Fue una noche agradable, aunque corta. No me sentí asqueado de mí mismo, ni tampoco particularmente satisfecho. Pero me sentí mejor. Ligero, libre. Sentí que había dejado atrás los demonios del pasado. Al mismo tiempo, sabía que no quería vivir mi vida como esa noche. Un acercamiento mecánico, sin emociones. Unos apasionantes besos sin más profundo sentimiento. No me arrepentí. Me levanté de la cama y lo miré. Seguía allí, disfrutando de la cercanía pasada. Salí agradeciéndole educadamente por la agradable velada. Tomé un taxi. Le pedí al conductor que me llevara a mi parque favorito. Sabía que el banco estaba esperando el final de mi historia.
 
“No importa cuántas veces caiga... lo que importa es cuántas veces me levante” - repetí en mi mente las palabras que me había dicho una vez mi querido Ricky.
 
Saqué de mi cartera una foto mía con Adrián. Me senté y quemé la pequeña fotografía con un cigarrillo encendido. No sentía nada más que paz. No había orgullo en mí, pero tampoco arrepentimiento.
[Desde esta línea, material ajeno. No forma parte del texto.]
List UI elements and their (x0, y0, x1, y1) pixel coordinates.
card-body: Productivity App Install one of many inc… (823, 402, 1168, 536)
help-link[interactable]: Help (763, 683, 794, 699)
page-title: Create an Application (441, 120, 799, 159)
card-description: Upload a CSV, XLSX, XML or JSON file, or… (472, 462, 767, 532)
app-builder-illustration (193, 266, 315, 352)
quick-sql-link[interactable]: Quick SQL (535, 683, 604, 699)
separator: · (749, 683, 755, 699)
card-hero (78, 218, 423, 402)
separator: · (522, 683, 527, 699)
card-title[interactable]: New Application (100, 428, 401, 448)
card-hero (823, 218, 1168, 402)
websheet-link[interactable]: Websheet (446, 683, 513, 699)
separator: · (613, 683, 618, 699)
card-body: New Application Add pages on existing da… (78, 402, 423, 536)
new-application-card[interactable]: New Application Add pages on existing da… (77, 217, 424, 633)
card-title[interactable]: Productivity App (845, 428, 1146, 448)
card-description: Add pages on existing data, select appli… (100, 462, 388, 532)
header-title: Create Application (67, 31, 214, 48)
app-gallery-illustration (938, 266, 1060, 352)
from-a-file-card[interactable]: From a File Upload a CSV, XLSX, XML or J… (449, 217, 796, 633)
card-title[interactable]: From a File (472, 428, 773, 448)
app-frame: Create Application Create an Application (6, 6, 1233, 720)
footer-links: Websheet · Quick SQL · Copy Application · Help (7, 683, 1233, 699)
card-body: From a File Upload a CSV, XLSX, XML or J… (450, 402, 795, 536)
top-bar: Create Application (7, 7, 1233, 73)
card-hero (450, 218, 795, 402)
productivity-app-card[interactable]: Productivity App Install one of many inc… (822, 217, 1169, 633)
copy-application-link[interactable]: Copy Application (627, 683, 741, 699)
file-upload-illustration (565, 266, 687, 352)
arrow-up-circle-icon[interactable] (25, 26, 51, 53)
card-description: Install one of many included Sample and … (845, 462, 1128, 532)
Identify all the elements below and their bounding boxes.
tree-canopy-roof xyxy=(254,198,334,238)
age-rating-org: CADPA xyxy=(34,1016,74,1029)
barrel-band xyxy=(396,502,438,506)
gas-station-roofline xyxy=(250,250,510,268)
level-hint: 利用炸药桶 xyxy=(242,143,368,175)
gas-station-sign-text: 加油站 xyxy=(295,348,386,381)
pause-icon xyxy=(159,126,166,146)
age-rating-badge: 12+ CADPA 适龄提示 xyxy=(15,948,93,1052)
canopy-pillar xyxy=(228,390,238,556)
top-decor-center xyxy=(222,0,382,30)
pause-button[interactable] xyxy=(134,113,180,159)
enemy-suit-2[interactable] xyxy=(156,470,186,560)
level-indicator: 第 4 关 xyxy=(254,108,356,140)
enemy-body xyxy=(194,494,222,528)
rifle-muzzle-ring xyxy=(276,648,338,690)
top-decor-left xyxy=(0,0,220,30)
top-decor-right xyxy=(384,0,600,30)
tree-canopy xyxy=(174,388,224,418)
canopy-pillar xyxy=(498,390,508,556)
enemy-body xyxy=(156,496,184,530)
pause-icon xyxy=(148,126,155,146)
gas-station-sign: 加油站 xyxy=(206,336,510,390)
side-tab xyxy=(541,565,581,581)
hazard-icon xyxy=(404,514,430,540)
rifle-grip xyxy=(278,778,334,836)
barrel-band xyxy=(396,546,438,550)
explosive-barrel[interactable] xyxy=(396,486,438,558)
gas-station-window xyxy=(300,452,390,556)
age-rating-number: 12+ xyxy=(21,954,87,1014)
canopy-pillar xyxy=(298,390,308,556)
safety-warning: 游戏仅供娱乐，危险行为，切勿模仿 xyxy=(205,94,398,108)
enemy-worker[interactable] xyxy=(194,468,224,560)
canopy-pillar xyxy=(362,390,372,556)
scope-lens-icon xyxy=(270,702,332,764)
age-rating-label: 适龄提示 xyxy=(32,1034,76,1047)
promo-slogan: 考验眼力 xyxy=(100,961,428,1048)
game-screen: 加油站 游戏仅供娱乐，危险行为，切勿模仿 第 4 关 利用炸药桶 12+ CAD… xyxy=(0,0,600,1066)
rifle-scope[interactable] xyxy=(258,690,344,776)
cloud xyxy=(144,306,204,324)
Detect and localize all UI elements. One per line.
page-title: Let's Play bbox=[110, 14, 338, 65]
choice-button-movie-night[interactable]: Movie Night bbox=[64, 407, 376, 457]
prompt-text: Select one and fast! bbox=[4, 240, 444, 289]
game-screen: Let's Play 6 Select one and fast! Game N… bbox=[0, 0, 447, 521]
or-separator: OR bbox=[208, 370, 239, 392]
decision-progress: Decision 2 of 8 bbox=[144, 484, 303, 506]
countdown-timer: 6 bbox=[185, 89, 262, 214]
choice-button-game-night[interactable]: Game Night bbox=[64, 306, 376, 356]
En mi corazón, una nueva hoja limpia se estaba rellenando con un nuevo contenido. Nunca había sentido tan fuertemente como esa noche, la esperanza transmitida por mis actuaciones pasadas. Creía. Y esa conciencia me bastaba. Estaba cambiando. Lo sentía cada vez más claramente.
 
-  Te estoy pensando Ricky... - dije, mirando la foto que ardía. – Pensé en él. Mi amigo, mi ángel de la guardia. Pensé en su cara, en su sonrisa dibujada en una foto, en sus palabras de apoyo. En el zorro y el pequeño principito que lloró a mares tras la despedida.